People were once wild animals, opaque to deeper meaning in the world nor in possession of a language with which to express it. Once self-consciousness and complex language arose, our self-domestication project began, which involved the sublimation of wildness into socially-acceptable behavior within groups. Wild horses can be domesticated, as can cats and dogs; as do dogs, horses naturally form groups. Notably, a variety of number words exist in English to designate groups specific to a particular animal: a gaggle of ducks, murder of crows, pack of dogs, clutch of geese, pride of lions, flock of chickens, etc. Only scientists would refer to a “herd of humans.” Humans gather in throngs.
Despite use of the words “herd immunity” in referring to rates of COVID-19 infection within the human population, there are great differences in how we use “herd” and “throng.” Herd commonly refers to livestock, animals domesticated for the purpose of food or labor, like cows and horses. My friend Jack, a Texan, raises one head of cattle a year for food. He gives each a name, like “Ribeye,” so that the nature of the relationship remains clear.
Herds of animals respond to stimuli in their environment, moving in ways to protect their young and warning each other of danger. People do this too, but unlike herd animals, people also respond to the stimuli of ideas. Accordingly, throngs of white European colonialists designated indigenous throngs as primitive, and set about to “domesticate the savages,” by tearing children away from their parents and sending them off to be “re-educated.”

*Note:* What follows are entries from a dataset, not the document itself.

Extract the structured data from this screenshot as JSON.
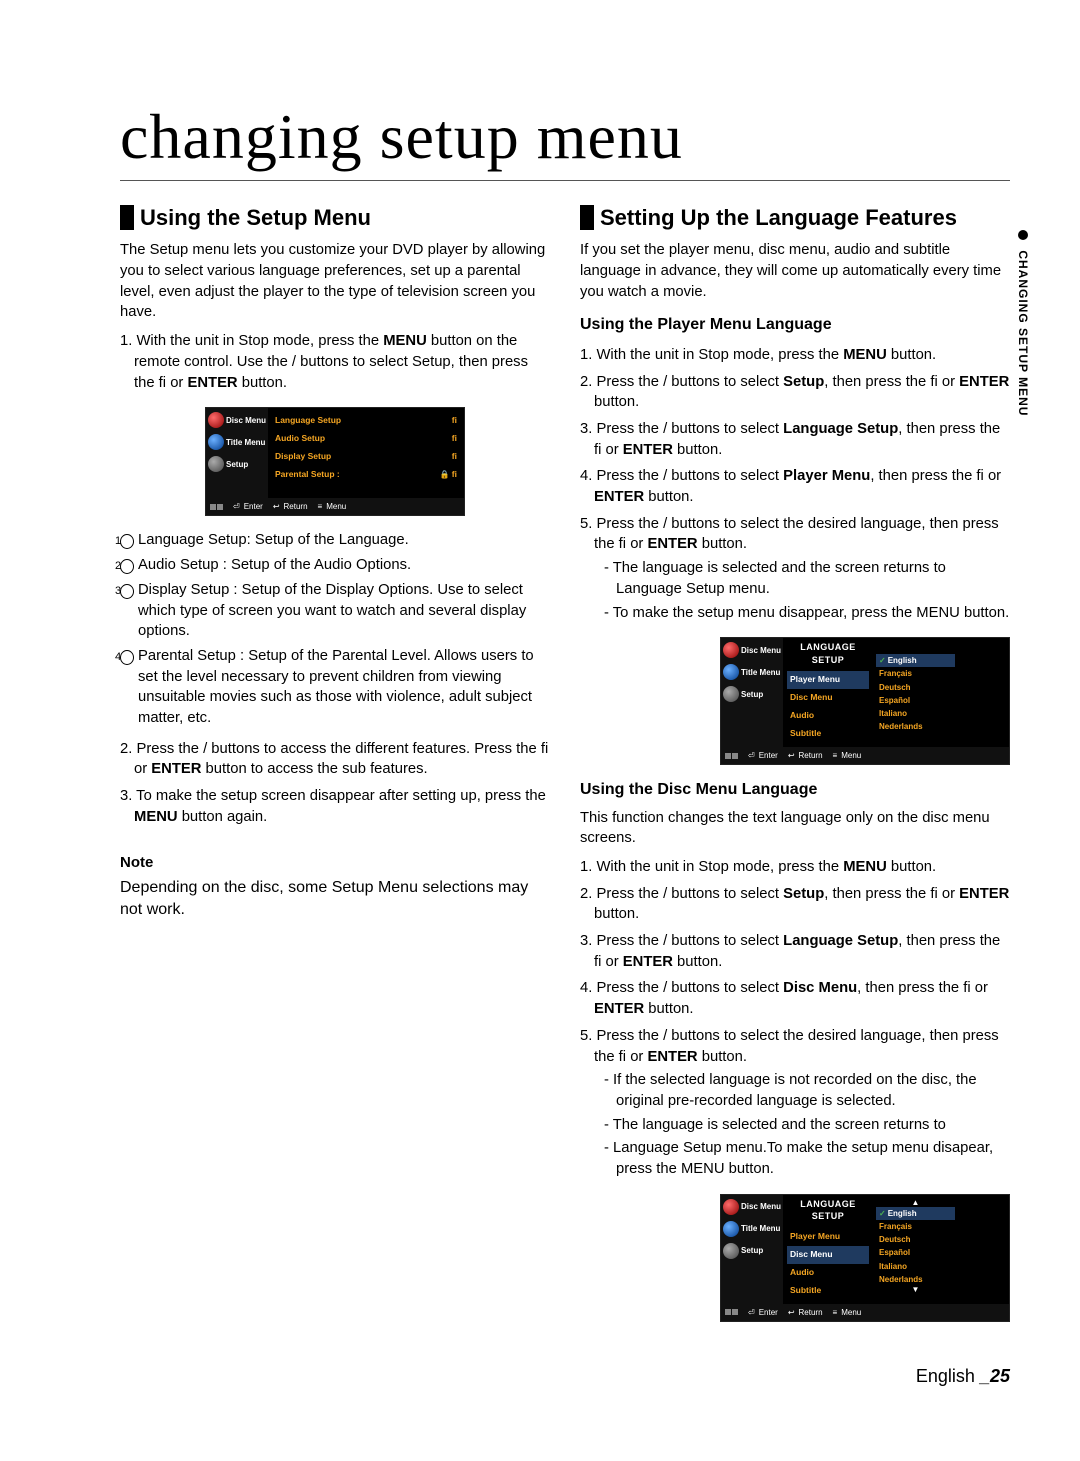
{
  "page": {
    "title": "changing setup menu",
    "side_tab": "CHANGING SETUP MENU",
    "footer_lang": "English ",
    "footer_page": "_25"
  },
  "left": {
    "h1": "Using the Setup Menu",
    "intro": "The Setup menu lets you customize your DVD player by allowing you to select various language preferences, set up a parental level, even adjust the player to the type of television screen you have.",
    "step1_a": "1. With the unit in Stop mode, press the ",
    "step1_b": "MENU",
    "step1_c": " button on the remote control.  Use the       /       buttons to select Setup, then  press the ﬁ   or ",
    "step1_d": "ENTER",
    "step1_e": " button.",
    "bullets": [
      {
        "label": "Language Setup",
        "desc": ": Setup of the Language."
      },
      {
        "label": "Audio Setup",
        "desc": " : Setup of the Audio Options."
      },
      {
        "label": "Display Setup",
        "desc": " : Setup of the Display Options. Use to select which type of screen you want to watch and several display options."
      },
      {
        "label": "Parental Setup",
        "desc": " : Setup of the Parental Level. Allows users to set the level necessary to prevent children from viewing unsuitable movies such as those with violence, adult subject matter, etc."
      }
    ],
    "step2_a": "2. Press the       /       buttons to access the different  features. Press the ﬁ   or ",
    "step2_b": "ENTER",
    "step2_c": " button to access the sub features.",
    "step3_a": "3. To make the setup screen disappear after setting up, press the ",
    "step3_b": "MENU",
    "step3_c": " button again.",
    "note_label": "Note",
    "note_text": "Depending on the disc, some Setup Menu selections may not work."
  },
  "right": {
    "h1": "Setting Up the Language Features",
    "intro": "If you set the player menu, disc menu, audio and subtitle language in advance, they will come up automatically every time you watch a movie.",
    "sub_a": "Using the Player Menu Language",
    "a_steps": [
      "1. With the unit in Stop mode, press the <b>MENU</b> button.",
      "2. Press the       /       buttons to select <b>Setup</b>, then press the ﬁ   or <b>ENTER</b> button.",
      "3. Press the       /       buttons to select <b>Language Setup</b>, then press the ﬁ   or <b>ENTER</b> button.",
      "4. Press the       /       buttons to select <b>Player Menu</b>, then press the ﬁ   or <b>ENTER</b> button.",
      "5. Press the       /       buttons to select the desired language, then press the ﬁ   or <b>ENTER</b> button."
    ],
    "a_sub": [
      "- The language is selected and the screen returns to Language Setup menu.",
      "- To make the setup menu disappear, press the MENU button."
    ],
    "sub_b": "Using the Disc Menu Language",
    "b_intro": "This function changes the text language only on the disc menu screens.",
    "b_steps": [
      "1. With the unit in Stop mode, press the <b>MENU</b> button.",
      "2. Press the       /       buttons to select <b>Setup</b>, then press the ﬁ   or <b>ENTER</b> button.",
      "3. Press the       /       buttons to select <b>Language Setup</b>, then press the ﬁ   or <b>ENTER</b> button.",
      "4. Press the       /       buttons to select <b>Disc Menu</b>, then press the ﬁ   or <b>ENTER</b>  button.",
      "5. Press the       /       buttons to select the desired language, then press the ﬁ   or <b>ENTER</b> button."
    ],
    "b_sub": [
      "- If the selected language is not recorded on  the disc, the original pre-recorded language is selected.",
      "- The language is selected and the screen returns to",
      "- Language Setup menu.To make the setup menu disapear, press the MENU button."
    ]
  },
  "osd1": {
    "left": [
      "Disc Menu",
      "Title Menu",
      "Setup"
    ],
    "rows": [
      "Language Setup",
      "Audio Setup",
      "Display Setup",
      "Parental Setup :"
    ],
    "foot": [
      "Enter",
      "Return",
      "Menu"
    ]
  },
  "osd2": {
    "title": "LANGUAGE SETUP",
    "left": [
      "Disc Menu",
      "Title Menu",
      "Setup"
    ],
    "mid": [
      "Player Menu",
      "Disc Menu",
      "Audio",
      "Subtitle"
    ],
    "right": [
      "English",
      "Français",
      "Deutsch",
      "Español",
      "Italiano",
      "Nederlands"
    ],
    "selected": "Player Menu",
    "foot": [
      "Enter",
      "Return",
      "Menu"
    ]
  },
  "osd3": {
    "title": "LANGUAGE SETUP",
    "left": [
      "Disc Menu",
      "Title Menu",
      "Setup"
    ],
    "mid": [
      "Player Menu",
      "Disc Menu",
      "Audio",
      "Subtitle"
    ],
    "right": [
      "English",
      "Français",
      "Deutsch",
      "Español",
      "Italiano",
      "Nederlands"
    ],
    "selected": "Disc Menu",
    "foot": [
      "Enter",
      "Return",
      "Menu"
    ]
  }
}
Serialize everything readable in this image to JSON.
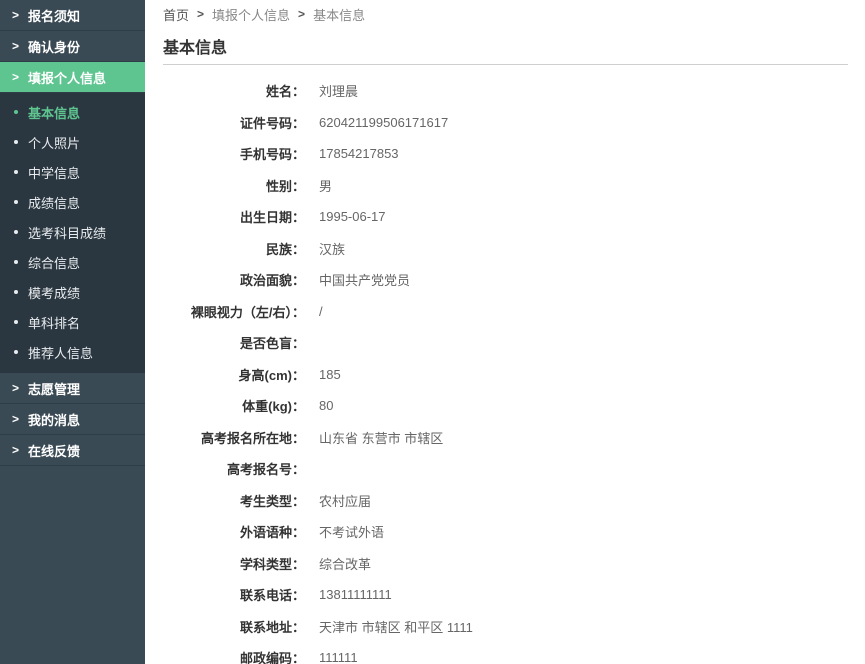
{
  "sidebar": {
    "top_items": [
      "报名须知",
      "确认身份",
      "填报个人信息"
    ],
    "sub_items": [
      "基本信息",
      "个人照片",
      "中学信息",
      "成绩信息",
      "选考科目成绩",
      "综合信息",
      "模考成绩",
      "单科排名",
      "推荐人信息"
    ],
    "bottom_items": [
      "志愿管理",
      "我的消息",
      "在线反馈"
    ]
  },
  "breadcrumb": {
    "home": "首页",
    "section": "填报个人信息",
    "current": "基本信息"
  },
  "page_title": "基本信息",
  "fields": [
    {
      "label": "姓名：",
      "value": "刘理晨"
    },
    {
      "label": "证件号码：",
      "value": "620421199506171617"
    },
    {
      "label": "手机号码：",
      "value": "17854217853"
    },
    {
      "label": "性别：",
      "value": "男"
    },
    {
      "label": "出生日期：",
      "value": "1995-06-17"
    },
    {
      "label": "民族：",
      "value": "汉族"
    },
    {
      "label": "政治面貌：",
      "value": "中国共产党党员"
    },
    {
      "label": "裸眼视力（左/右）：",
      "value": "/"
    },
    {
      "label": "是否色盲：",
      "value": ""
    },
    {
      "label": "身高(cm)：",
      "value": "185"
    },
    {
      "label": "体重(kg)：",
      "value": "80"
    },
    {
      "label": "高考报名所在地：",
      "value": "山东省 东营市 市辖区"
    },
    {
      "label": "高考报名号：",
      "value": ""
    },
    {
      "label": "考生类型：",
      "value": "农村应届"
    },
    {
      "label": "外语语种：",
      "value": "不考试外语"
    },
    {
      "label": "学科类型：",
      "value": "综合改革"
    },
    {
      "label": "联系电话：",
      "value": "13811111111"
    },
    {
      "label": "联系地址：",
      "value": "天津市 市辖区 和平区 1111"
    },
    {
      "label": "邮政编码：",
      "value": "111111"
    }
  ]
}
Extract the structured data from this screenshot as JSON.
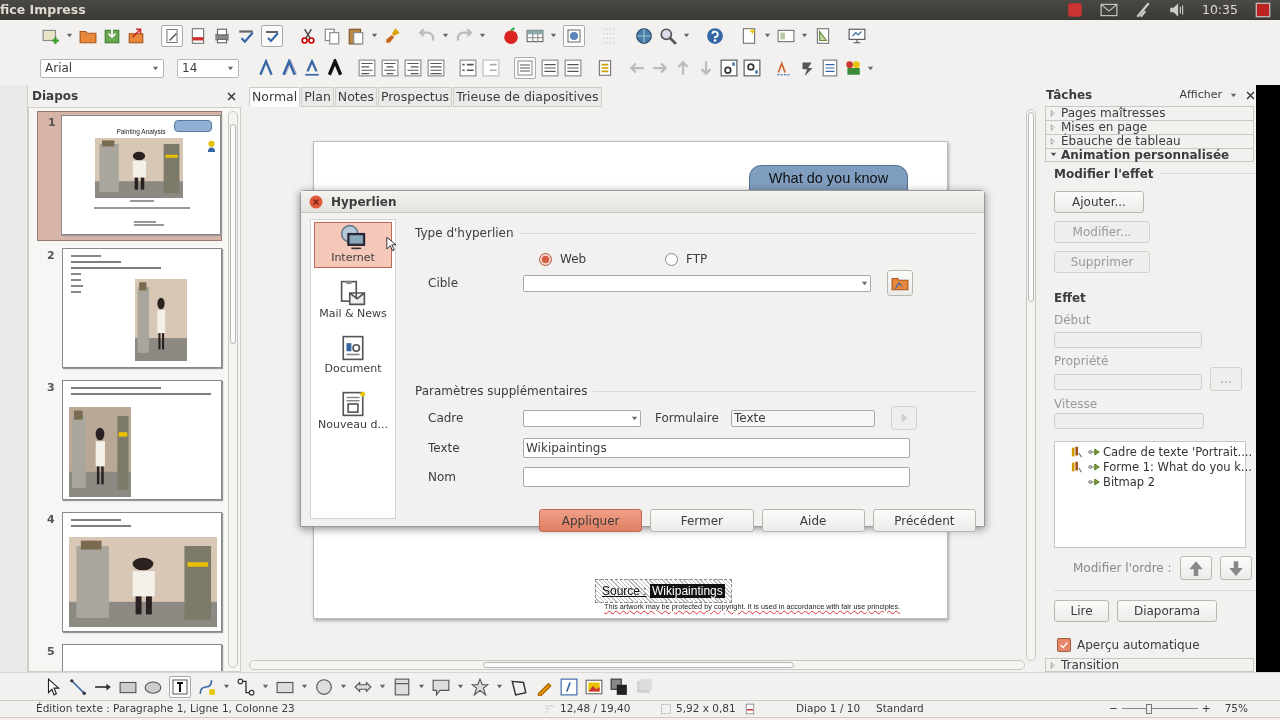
{
  "window": {
    "title": "fice Impress",
    "time": "10:35"
  },
  "formatting": {
    "font": "Arial",
    "size": "14"
  },
  "slides_panel": {
    "title": "Diapos",
    "slides": [
      {
        "number": "1",
        "selected": true,
        "kind": "title",
        "title": "Painting Analysis"
      },
      {
        "number": "2",
        "selected": false,
        "kind": "picture-right"
      },
      {
        "number": "3",
        "selected": false,
        "kind": "picture-left"
      },
      {
        "number": "4",
        "selected": false,
        "kind": "picture-wide"
      },
      {
        "number": "5",
        "selected": false,
        "kind": "text"
      }
    ]
  },
  "view_tabs": [
    {
      "label": "Normal",
      "selected": true
    },
    {
      "label": "Plan",
      "selected": false
    },
    {
      "label": "Notes",
      "selected": false
    },
    {
      "label": "Prospectus",
      "selected": false
    },
    {
      "label": "Trieuse de diapositives",
      "selected": false
    }
  ],
  "slide": {
    "callout": "What do you know",
    "source_label": "Source :",
    "source_link": "Wikipaintings",
    "notice": "This artwork may be protected by copyright. It is used in accordance with fair use principles."
  },
  "dialog": {
    "title": "Hyperlien",
    "categories": [
      {
        "label": "Internet",
        "selected": true
      },
      {
        "label": "Mail & News",
        "selected": false
      },
      {
        "label": "Document",
        "selected": false
      },
      {
        "label": "Nouveau d...",
        "selected": false
      }
    ],
    "type_heading": "Type d'hyperlien",
    "protocols": [
      {
        "label": "Web",
        "selected": true
      },
      {
        "label": "FTP",
        "selected": false
      }
    ],
    "target_label": "Cible",
    "extra_heading": "Paramètres supplémentaires",
    "frame_label": "Cadre",
    "form_label": "Formulaire",
    "form_value": "Texte",
    "text_label": "Texte",
    "text_value": "Wikipaintings",
    "name_label": "Nom",
    "buttons": [
      {
        "label": "Appliquer",
        "default": true
      },
      {
        "label": "Fermer",
        "default": false
      },
      {
        "label": "Aide",
        "default": false
      },
      {
        "label": "Précédent",
        "default": false
      }
    ]
  },
  "tasks": {
    "title": "Tâches",
    "view": "Afficher",
    "sections": [
      {
        "label": "Pages maîtresses",
        "expanded": false
      },
      {
        "label": "Mises en page",
        "expanded": false
      },
      {
        "label": "Ébauche de tableau",
        "expanded": false
      },
      {
        "label": "Animation personnalisée",
        "expanded": true
      }
    ],
    "modify_heading": "Modifier l'effet",
    "buttons": [
      {
        "label": "Ajouter...",
        "disabled": false
      },
      {
        "label": "Modifier...",
        "disabled": true
      },
      {
        "label": "Supprimer",
        "disabled": true
      }
    ],
    "effect_heading": "Effet",
    "fields": [
      {
        "label": "Début",
        "kind": "spin"
      },
      {
        "label": "Propriété",
        "kind": "spin-options"
      },
      {
        "label": "Vitesse",
        "kind": "combo"
      }
    ],
    "options_button": "...",
    "animations": [
      {
        "label": "Cadre de texte 'Portrait....",
        "trigger": true
      },
      {
        "label": "Forme 1: What do you k...",
        "trigger": true
      },
      {
        "label": "Bitmap 2",
        "trigger": false
      }
    ],
    "order_label": "Modifier l'ordre :",
    "play_buttons": [
      "Lire",
      "Diaporama"
    ],
    "auto_preview": {
      "label": "Aperçu automatique",
      "checked": true
    },
    "transition": {
      "label": "Transition",
      "expanded": false
    }
  },
  "status_bar": {
    "mode": "Édition texte : Paragraphe 1, Ligne 1, Colonne 23",
    "position": "12,48 / 19,40",
    "size": "5,92 x 0,81",
    "slide": "Diapo 1 / 10",
    "master": "Standard",
    "zoom_out": "−",
    "zoom_in": "+",
    "zoom_slider": {
      "level": 0.35
    },
    "zoom": "75%"
  }
}
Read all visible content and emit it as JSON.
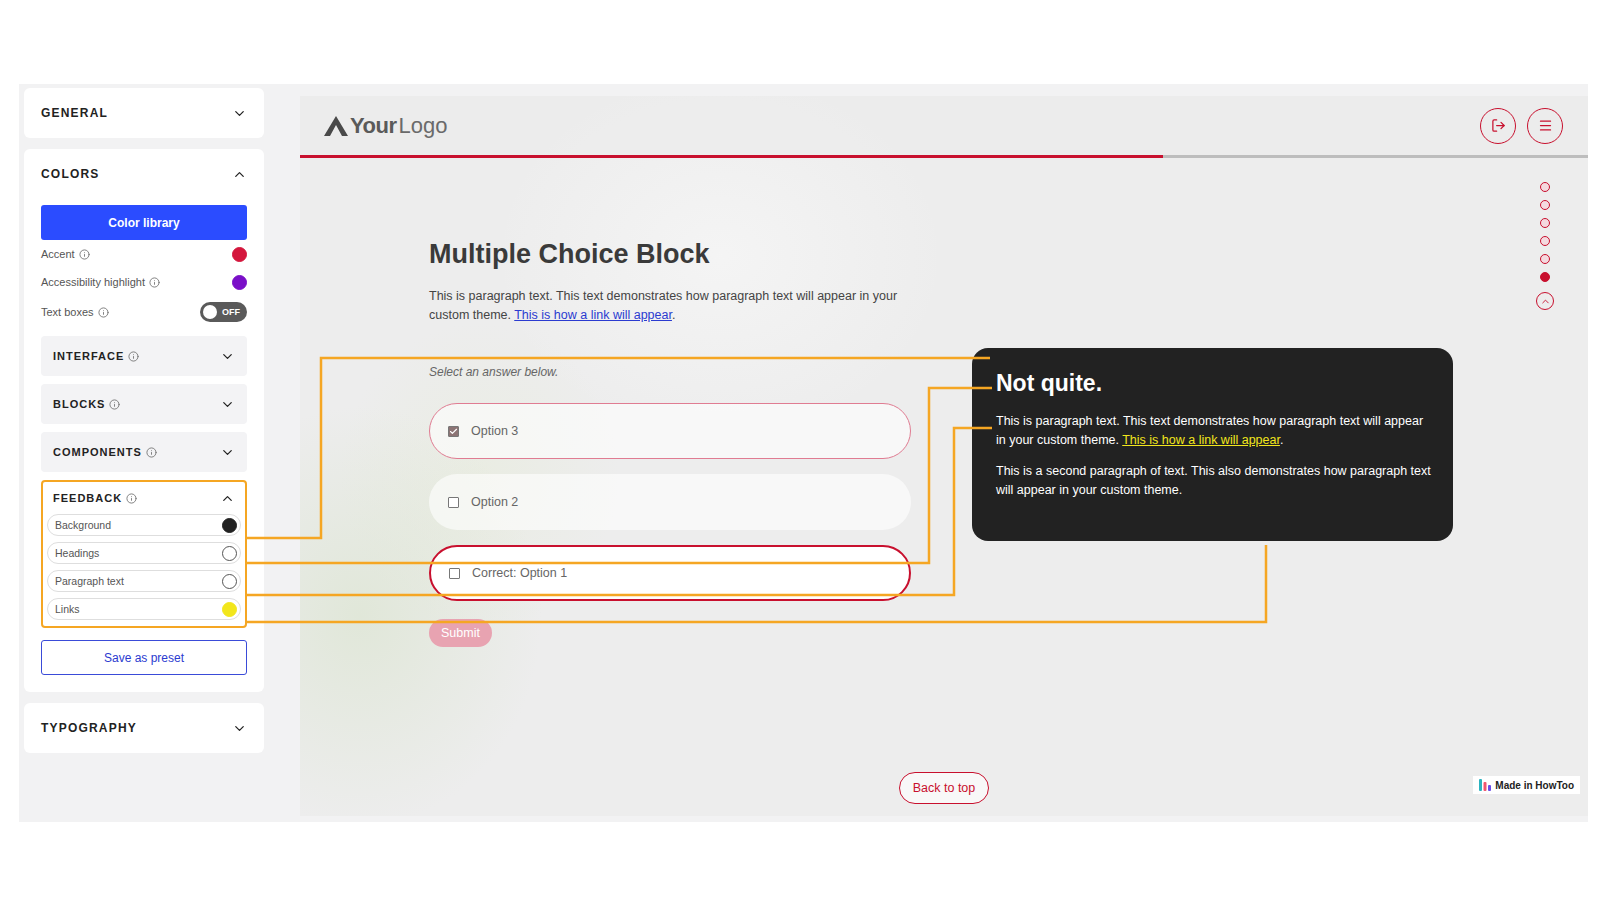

As part of the sublimation of wildness, domestication requires the regulation of group and individual activity. Control of space, time, and food is the essence of domestication, and all of these are ways in which people have been domesticated. Space has been privatized into “real estate,” time into clock-driven schedules, and food delivered to retail “troughs” at which throngs gather. Successful domestication requires uniformity of characteristics, and this achieved through uniformity in care and feeding; globally, people now mostly consume only seven species of plants.
An advantage of domestication is protection from predators, and longer, healthier lives; a disadvantage is that uniformity in care and feeding imparts uniform weaknesses, like susceptibility to the Corona Virus.
When an lethal infection threatens livestock, or for that matter, a flock, the sickened animals are quickly killed and buried so the infection does not spread into a pandemic. That’s how the first lethal H5N1 Bird Flu outbreak was halted in 1997. Such infections happen regularly, because domestication involves large monoculture-type groupings of limited animal species within a tightly controlled space. When a lethal infection jumps from a domesticated animal into people, however, we don’t quickly kill and bury the infected; we make every effort to keep them alive.
Generally, people are afraid of being bitten by wild animals and infected, but COVID-19 happened the other way around: people bit bats. Bats, small mammals, are eaten in many parts of the world; bats are wild, not domesticated, and are much cheaper than pork. Though domesticated and sublimated, our wildness has not entirely disappeared.